Why have the decade's most popular movies been saturated with Englishness? Check out the list. A few thoughts:
1. England has a thriving theatre scene that produces many well-trained actors, far out of proportion to its population relative to the USA.
2. An easy way to make a character seem classy or intelligent to an American audience is to give him an English accent. (British English may also be more globally comprehensible than any other accent or dialect, save perhaps American English; yay empire.)
3. England has a different relationship to fantasy literature than does the USA: it is more mainstream there and often on the adult bestseller lists. There is thus a lot of English-language fantasy with a British flavor (and it's orders of magnitude easier to get something adapted if it's already in English).
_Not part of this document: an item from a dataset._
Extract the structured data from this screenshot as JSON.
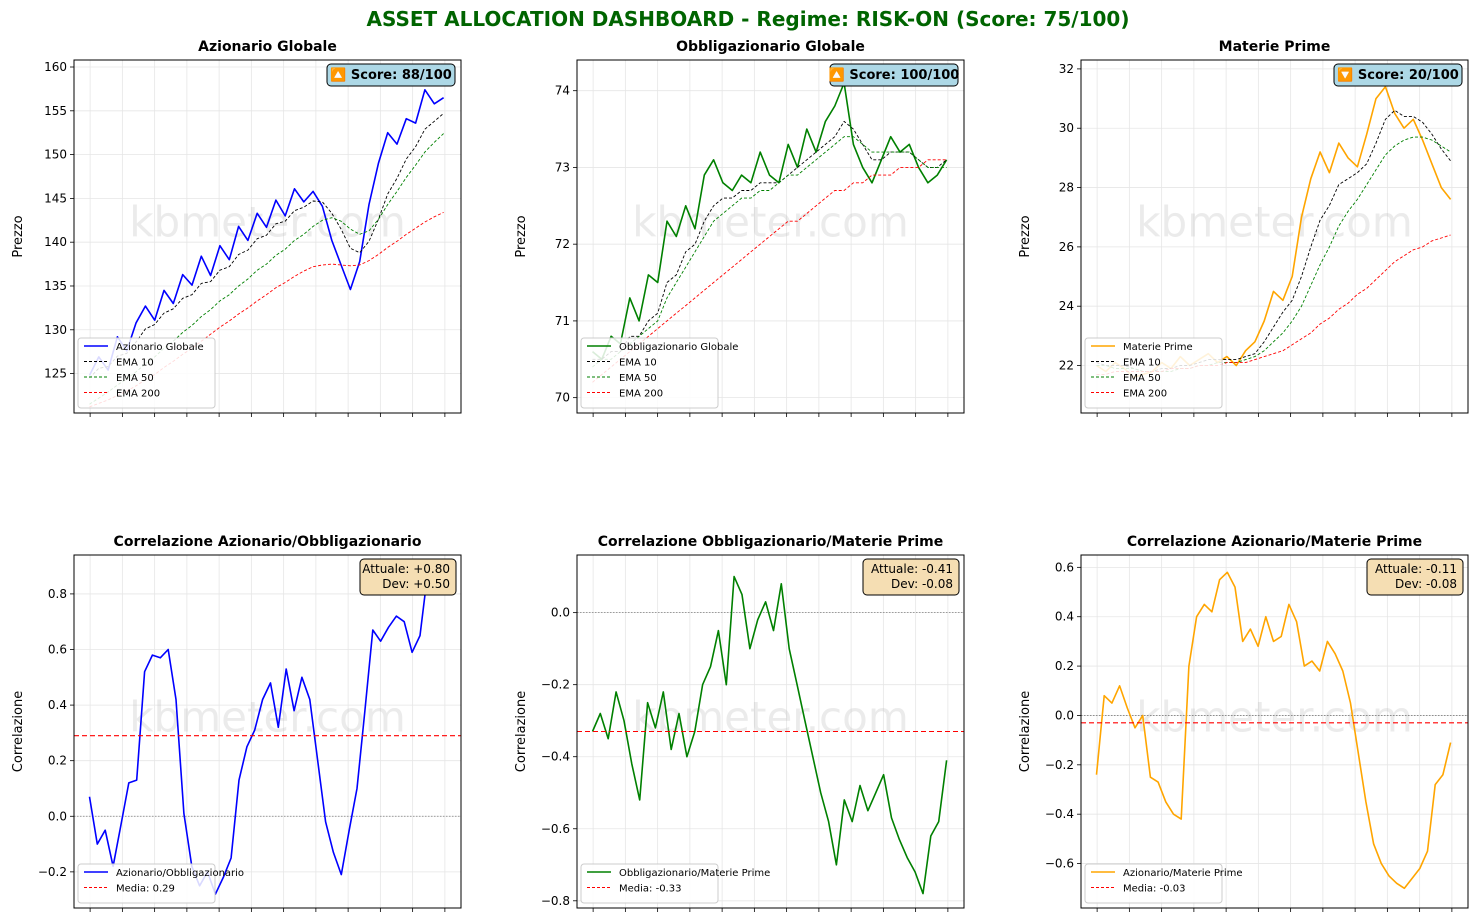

Add to this that blockbuster special effects movies have taken off in the last 10-20 years and that fantasy books were extremely difficult to film prior to the recent advances in FX. Result: there is a giant backlog of British fantasy to adapt. (This is the same dynamic that we have seen with comic book movies.)
4. Pirates are cool. The draw is not in any way related to Englishness. It is merely an accident (through the filming of Treasure Island) that pirates speak with Cornish accents.
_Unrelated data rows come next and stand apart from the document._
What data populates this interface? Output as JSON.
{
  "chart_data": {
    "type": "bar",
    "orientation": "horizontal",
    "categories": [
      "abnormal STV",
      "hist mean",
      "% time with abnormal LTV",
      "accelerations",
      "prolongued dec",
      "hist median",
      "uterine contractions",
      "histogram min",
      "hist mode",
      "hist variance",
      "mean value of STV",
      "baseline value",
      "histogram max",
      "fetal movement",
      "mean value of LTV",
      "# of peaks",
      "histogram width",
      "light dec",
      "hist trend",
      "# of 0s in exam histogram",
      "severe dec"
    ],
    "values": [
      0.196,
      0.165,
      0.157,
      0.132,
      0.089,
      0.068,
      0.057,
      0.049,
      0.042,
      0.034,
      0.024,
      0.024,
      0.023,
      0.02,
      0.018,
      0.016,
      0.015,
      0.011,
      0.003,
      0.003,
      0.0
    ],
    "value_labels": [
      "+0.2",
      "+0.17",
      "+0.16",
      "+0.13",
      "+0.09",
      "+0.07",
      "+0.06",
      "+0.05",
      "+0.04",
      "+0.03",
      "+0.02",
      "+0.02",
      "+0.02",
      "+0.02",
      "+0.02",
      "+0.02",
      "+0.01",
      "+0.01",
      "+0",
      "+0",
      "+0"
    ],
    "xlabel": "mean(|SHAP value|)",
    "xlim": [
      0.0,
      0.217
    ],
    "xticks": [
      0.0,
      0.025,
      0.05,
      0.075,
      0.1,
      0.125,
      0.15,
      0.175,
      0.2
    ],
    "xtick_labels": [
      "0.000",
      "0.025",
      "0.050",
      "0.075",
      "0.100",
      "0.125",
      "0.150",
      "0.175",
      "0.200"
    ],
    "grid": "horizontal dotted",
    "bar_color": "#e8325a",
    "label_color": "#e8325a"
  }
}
5. Titanic: I guarantee that even if there had been no English passengers or crew, they still would have made this movie and it would have looked the same; it's not as if there weren't plenty of sumptuously wealthy Americans.
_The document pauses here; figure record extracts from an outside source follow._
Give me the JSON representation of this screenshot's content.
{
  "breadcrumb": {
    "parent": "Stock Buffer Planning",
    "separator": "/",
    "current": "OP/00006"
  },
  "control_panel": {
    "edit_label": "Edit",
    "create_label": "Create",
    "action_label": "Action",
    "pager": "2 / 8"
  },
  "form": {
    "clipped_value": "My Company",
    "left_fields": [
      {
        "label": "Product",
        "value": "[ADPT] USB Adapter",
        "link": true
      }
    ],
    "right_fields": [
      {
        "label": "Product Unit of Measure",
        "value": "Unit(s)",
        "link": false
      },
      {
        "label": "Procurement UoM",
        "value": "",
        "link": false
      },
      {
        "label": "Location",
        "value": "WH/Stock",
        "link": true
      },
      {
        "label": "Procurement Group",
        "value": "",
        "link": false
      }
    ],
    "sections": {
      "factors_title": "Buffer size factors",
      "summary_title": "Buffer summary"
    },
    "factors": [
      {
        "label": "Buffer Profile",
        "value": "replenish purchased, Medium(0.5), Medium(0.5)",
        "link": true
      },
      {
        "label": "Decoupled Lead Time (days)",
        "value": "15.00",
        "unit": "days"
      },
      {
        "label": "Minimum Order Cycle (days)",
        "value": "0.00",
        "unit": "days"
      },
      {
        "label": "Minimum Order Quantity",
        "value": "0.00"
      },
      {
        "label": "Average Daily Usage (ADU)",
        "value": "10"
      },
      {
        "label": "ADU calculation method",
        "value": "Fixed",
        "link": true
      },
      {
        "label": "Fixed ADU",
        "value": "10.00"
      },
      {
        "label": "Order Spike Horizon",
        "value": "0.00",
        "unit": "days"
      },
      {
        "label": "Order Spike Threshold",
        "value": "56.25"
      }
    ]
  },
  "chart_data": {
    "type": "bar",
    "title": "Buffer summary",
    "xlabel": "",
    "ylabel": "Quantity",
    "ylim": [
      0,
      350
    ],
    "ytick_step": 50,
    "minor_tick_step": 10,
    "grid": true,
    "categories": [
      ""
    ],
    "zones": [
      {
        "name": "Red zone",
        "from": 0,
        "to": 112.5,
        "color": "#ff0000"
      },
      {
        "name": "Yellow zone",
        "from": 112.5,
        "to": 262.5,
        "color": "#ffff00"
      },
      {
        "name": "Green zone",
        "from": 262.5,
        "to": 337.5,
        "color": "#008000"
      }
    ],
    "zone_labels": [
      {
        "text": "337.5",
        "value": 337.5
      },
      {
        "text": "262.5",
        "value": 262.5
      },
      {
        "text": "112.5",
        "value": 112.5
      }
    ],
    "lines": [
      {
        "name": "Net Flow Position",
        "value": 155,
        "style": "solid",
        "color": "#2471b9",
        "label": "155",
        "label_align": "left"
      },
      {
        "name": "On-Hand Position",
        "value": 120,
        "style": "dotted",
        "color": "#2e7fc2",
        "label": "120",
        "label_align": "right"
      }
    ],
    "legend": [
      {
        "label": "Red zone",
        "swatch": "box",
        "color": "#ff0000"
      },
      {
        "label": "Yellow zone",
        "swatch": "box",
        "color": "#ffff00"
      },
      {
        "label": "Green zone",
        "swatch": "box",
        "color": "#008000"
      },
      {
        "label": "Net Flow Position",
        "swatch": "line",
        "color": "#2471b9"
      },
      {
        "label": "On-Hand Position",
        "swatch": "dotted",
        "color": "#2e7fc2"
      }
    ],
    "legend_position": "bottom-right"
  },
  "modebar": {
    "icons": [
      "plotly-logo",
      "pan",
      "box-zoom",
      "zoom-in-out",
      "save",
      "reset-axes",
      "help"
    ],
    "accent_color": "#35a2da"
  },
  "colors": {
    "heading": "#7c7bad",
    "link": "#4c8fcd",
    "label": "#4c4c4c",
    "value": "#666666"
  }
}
6. Shrek: the only reason the title character has a Scottish accent is because Mike Myers's father was Scottish and he used him as the inspiration for the father in So I Married An Axe Murderer and for other, later characters, all of which are buffoonish or grotesque. Because Britishness comes off as classier (see 2.a), the apparent contrast between our expectations and the character's behavior is heightened. Would Fat Bastard have been funny with a flat Midwestern accent? Probably not (assuming he was funny at all).